Please don’t interpret our presentation of GMO expectations to be gospel.  We will default to Warren Buffett in stating we believe forecasting the future is best accomplished with fortune tellers not financiers.  However, the Buffet axiom which proposes we “be fearful when others are greedy and greedy when others are fearful,“ is worth emphasizing.  We use the GMO chart only to point out that we do agree that emerging markets are the least expensive asset class in an expensive neighborhood.
The following are data points that led to our decision to increase international equity exposure.  Mind you, these are macro concerns which may very well hamper the health and confidence in the US dollar.
Central banks appear interested in using monetary tools to respond more to market weakness than economic weakness.  20% of all sovereign debt trades with negative yields.  In the case of the US market, how many more dollars need to be created before it’s too many? 
The US current deficit simply has no ceiling.  As we write, the $1.9 trillion stimulus package is now a reality.  It is being characterized as a COVID Relief Bill for which we will have to borrow to pay for every nickel (accumulated US debt is approaching $30 trillion).  The $1.9 trillion represents about $6,000 per every US citizen.  However, those eligible to get COVID relief only get $1,200.  By our estimates, only 7% of the dollars are earmarked for actual COVID Relief.
Obviously the new Congress, just like its predecessors, shows little interest in addressing total US debt.
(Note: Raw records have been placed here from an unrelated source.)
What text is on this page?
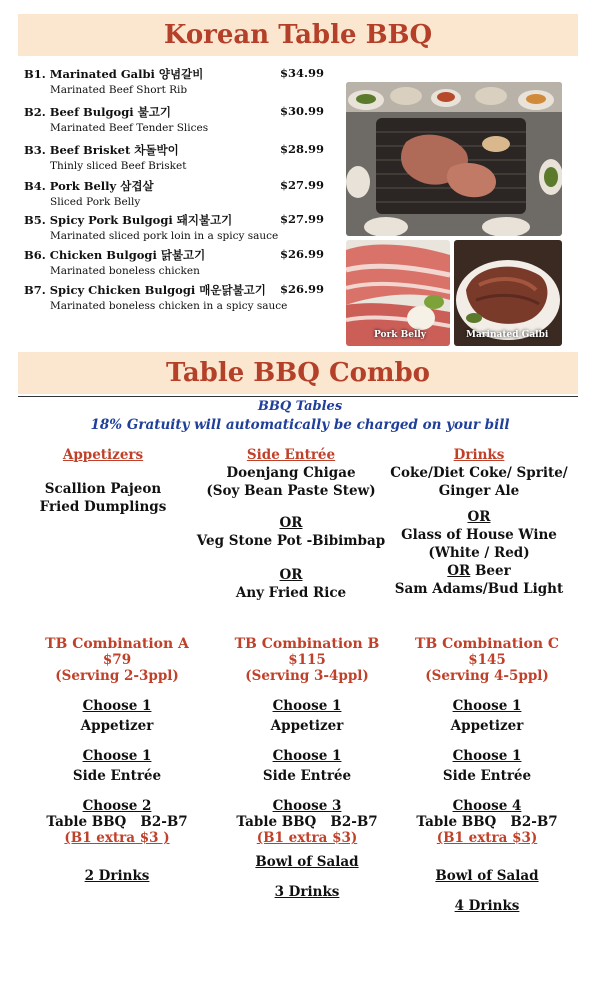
Korean Table BBQ
B1. Marinated Galbi 양념갈비	$34.99
Marinated Beef Short Rib
B2. Beef Bulgogi 불고기	$30.99
Marinated Beef Tender Slices
B3. Beef Brisket 차돌박이	$28.99
Thinly sliced Beef Brisket
B4. Pork Belly 삼겹살	$27.99
Sliced Pork Belly
B5. Spicy Pork Bulgogi 돼지불고기	$27.99
Marinated sliced pork loin in a spicy sauce
B6. Chicken Bulgogi 닭불고기	$26.99
Marinated boneless chicken
B7. Spicy Chicken Bulgogi 매운닭불고기 $26.99
Marinated boneless chicken in a spicy sauce
Pork Belly	Marinated Galbi
Table BBQ Combo
BBQ Tables
18% Gratuity will automatically be charged on your bill
Appetizers
Scallion Pajeon
Fried Dumplings
Side Entrée
Doenjang Chigae
(Soy Bean Paste Stew)
OR
Veg Stone Pot -Bibimbap
OR
Any Fried Rice
Drinks
Coke/Diet Coke/ Sprite/
Ginger Ale
OR
Glass of House Wine
(White / Red)
OR Beer
Sam Adams/Bud Light
TB Combination A
$79
(Serving 2-3ppl)
Choose 1
Appetizer
Choose 1
Side Entrée
Choose 2
Table BBQ   B2-B7
(B1 extra $3 )
2 Drinks
TB Combination B
$115
(Serving 3-4ppl)
Choose 1
Appetizer
Choose 1
Side Entrée
Choose 3
Table BBQ   B2-B7
(B1 extra $3)
Bowl of Salad
3 Drinks
TB Combination C
$145
(Serving 4-5ppl)
Choose 1
Appetizer
Choose 1
Side Entrée
Choose 4
Table BBQ   B2-B7
(B1 extra $3)
Bowl of Salad
4 Drinks
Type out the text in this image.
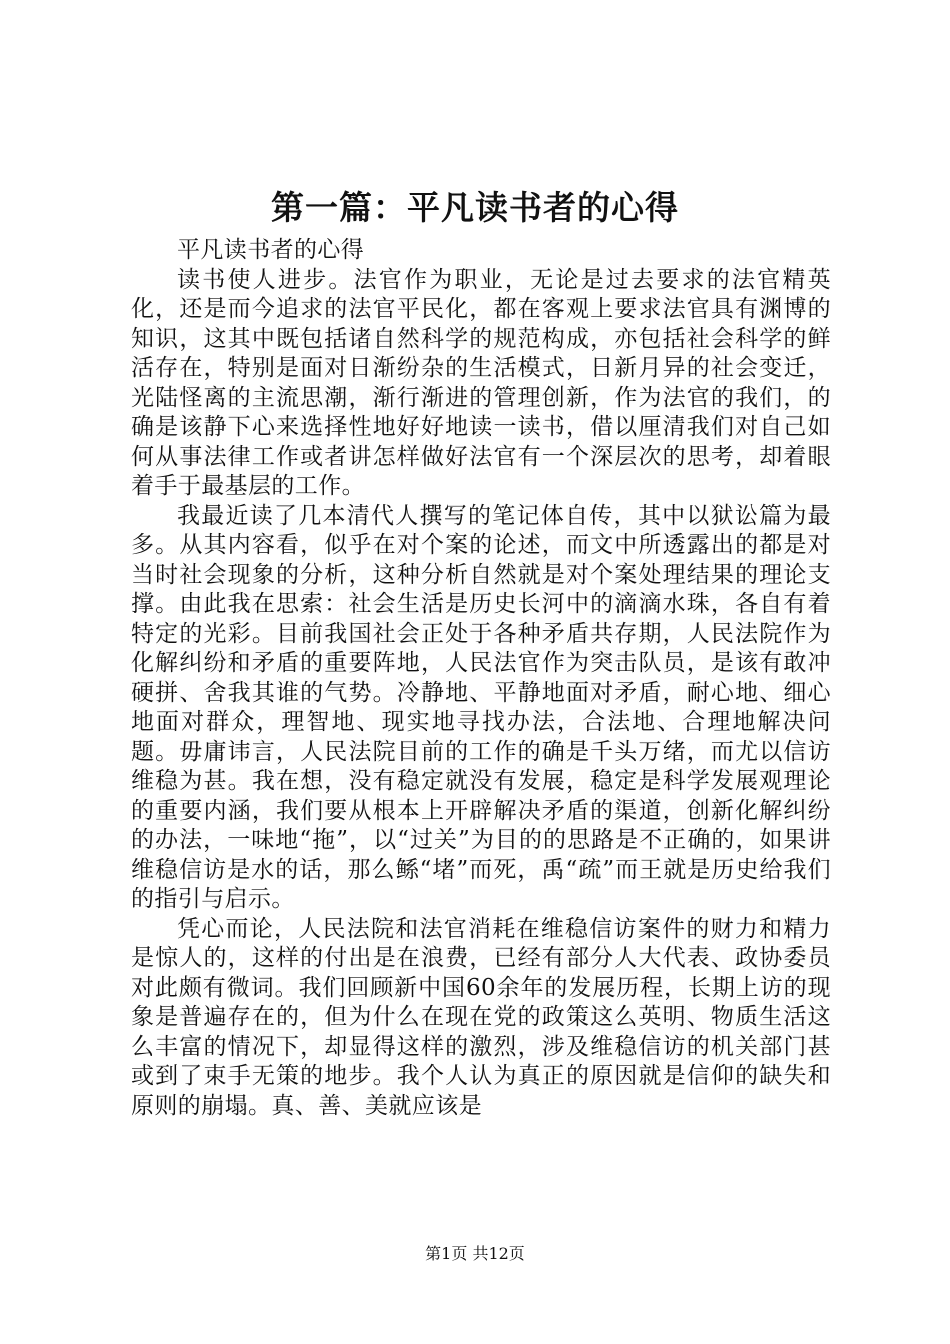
第一篇：平凡读书者的心得

平凡读书者的心得

读书使人进步。法官作为职业，无论是过去要求的法官精英化，还是而今追求的法官平民化，都在客观上要求法官具有渊博的知识，这其中既包括诸自然科学的规范构成，亦包括社会科学的鲜活存在，特别是面对日渐纷杂的生活模式，日新月异的社会变迁，光陆怪离的主流思潮，渐行渐进的管理创新，作为法官的我们，的确是该静下心来选择性地好好地读一读书，借以厘清我们对自己如何从事法律工作或者讲怎样做好法官有一个深层次的思考，却着眼着手于最基层的工作。

我最近读了几本清代人撰写的笔记体自传，其中以狱讼篇为最多。从其内容看，似乎在对个案的论述，而文中所透露出的都是对当时社会现象的分析，这种分析自然就是对个案处理结果的理论支撑。由此我在思索：社会生活是历史长河中的滴滴水珠，各自有着特定的光彩。目前我国社会正处于各种矛盾共存期，人民法院作为化解纠纷和矛盾的重要阵地，人民法官作为突击队员，是该有敢冲硬拼、舍我其谁的气势。冷静地、平静地面对矛盾，耐心地、细心地面对群众，理智地、现实地寻找办法，合法地、合理地解决问题。毋庸讳言，人民法院目前的工作的确是千头万绪，而尤以信访维稳为甚。我在想，没有稳定就没有发展，稳定是科学发展观理论的重要内涵，我们要从根本上开辟解决矛盾的渠道，创新化解纠纷的办法，一味地“拖”，以“过关”为目的的思路是不正确的，如果讲维稳信访是水的话，那么鲧“堵”而死，禹“疏”而王就是历史给我们的指引与启示。

凭心而论，人民法院和法官消耗在维稳信访案件的财力和精力是惊人的，这样的付出是在浪费，已经有部分人大代表、政协委员对此颇有微词。我们回顾新中国60余年的发展历程，长期上访的现象是普遍存在的，但为什么在现在党的政策这么英明、物质生活这么丰富的情况下，却显得这样的激烈，涉及维稳信访的机关部门甚或到了束手无策的地步。我个人认为真正的原因就是信仰的缺失和原则的崩塌。真、善、美就应该是

第1页 共12页
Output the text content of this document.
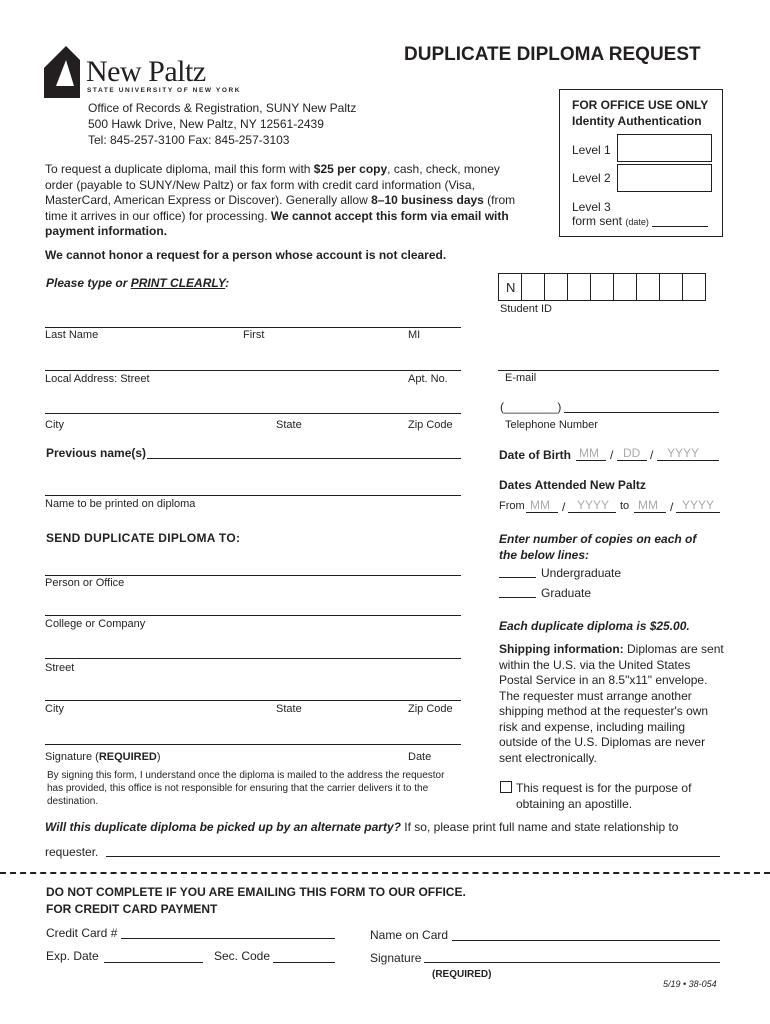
New Paltz
STATE UNIVERSITY OF NEW YORK
DUPLICATE DIPLOMA REQUEST
Office of Records & Registration, SUNY New Paltz
500 Hawk Drive, New Paltz, NY 12561-2439
Tel: 845-257-3100 Fax: 845-257-3103
FOR OFFICE USE ONLY
Identity Authentication
Level 1
Level 2
Level 3
form sent (date)

To request a duplicate diploma, mail this form with $25 per copy, cash, check, money order (payable to SUNY/New Paltz) or fax form with credit card information (Visa, MasterCard, American Express or Discover). Generally allow 8–10 business days (from time it arrives in our office) for processing. We cannot accept this form via email with payment information.

We cannot honor a request for a person whose account is not cleared.
Please type or PRINT CLEARLY:
Last Name	First	MI
Local Address: Street	Apt. No.
City	State	Zip Code
Previous name(s)
Name to be printed on diploma
SEND DUPLICATE DIPLOMA TO:
Person or Office
College or Company
Street
City	State	Zip Code
Signature (REQUIRED)	Date

By signing this form, I understand once the diploma is mailed to the address the requestor has provided, this office is not responsible for ensuring that the carrier delivers it to the destination.

N
Student ID
E-mail
(________)
Telephone Number
Date of Birth MM / DD / YYYY
Dates Attended New Paltz
From MM / YYYY to MM / YYYY

Enter number of copies on each of the below lines:

Undergraduate
Graduate
Each duplicate diploma is $25.00.

Shipping information: Diplomas are sent within the U.S. via the United States Postal Service in an 8.5"x11" envelope. The requester must arrange another shipping method at the requester's own risk and expense, including mailing outside of the U.S. Diplomas are never sent electronically.

This request is for the purpose of obtaining an apostille.

Will this duplicate diploma be picked up by an alternate party? If so, please print full name and state relationship to
requester.
DO NOT COMPLETE IF YOU ARE EMAILING THIS FORM TO OUR OFFICE.
FOR CREDIT CARD PAYMENT
Credit Card #	Name on Card
Exp. Date	Sec. Code	Signature
(REQUIRED)
5/19 • 38-054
Again we aske ourselves “When will too much be too much?!”
The political climate has changed dramatically since the election.  The new government was elected, and we would expect the following could exert a negative impact on both growth and profitability:  Higher corporate tax rates, higher capital gains taxes, higher minimum wages, free college, tuition loan forgiveness, higher traditional energy prices, higher regulatory costs, and quite probably higher interest rates will hamper corporate profit growth. And ultimately rational stock investors buy profits.
The chart below represents IMF expectation for GDP growth in 2021 and 2022.

Source: International Monetary Fund

Notice the expectations for emerging countries is higher than Global growth and the US is lower.  Spain and France also have a rosier outlook.  This is the same group that underperformed the US in 2020.  The possibility of better growth and lower valuations (as we witnessed with value stocks) add to our conviction in looking for opportunities overseas.

As always we look forward to and appreciate your feedback.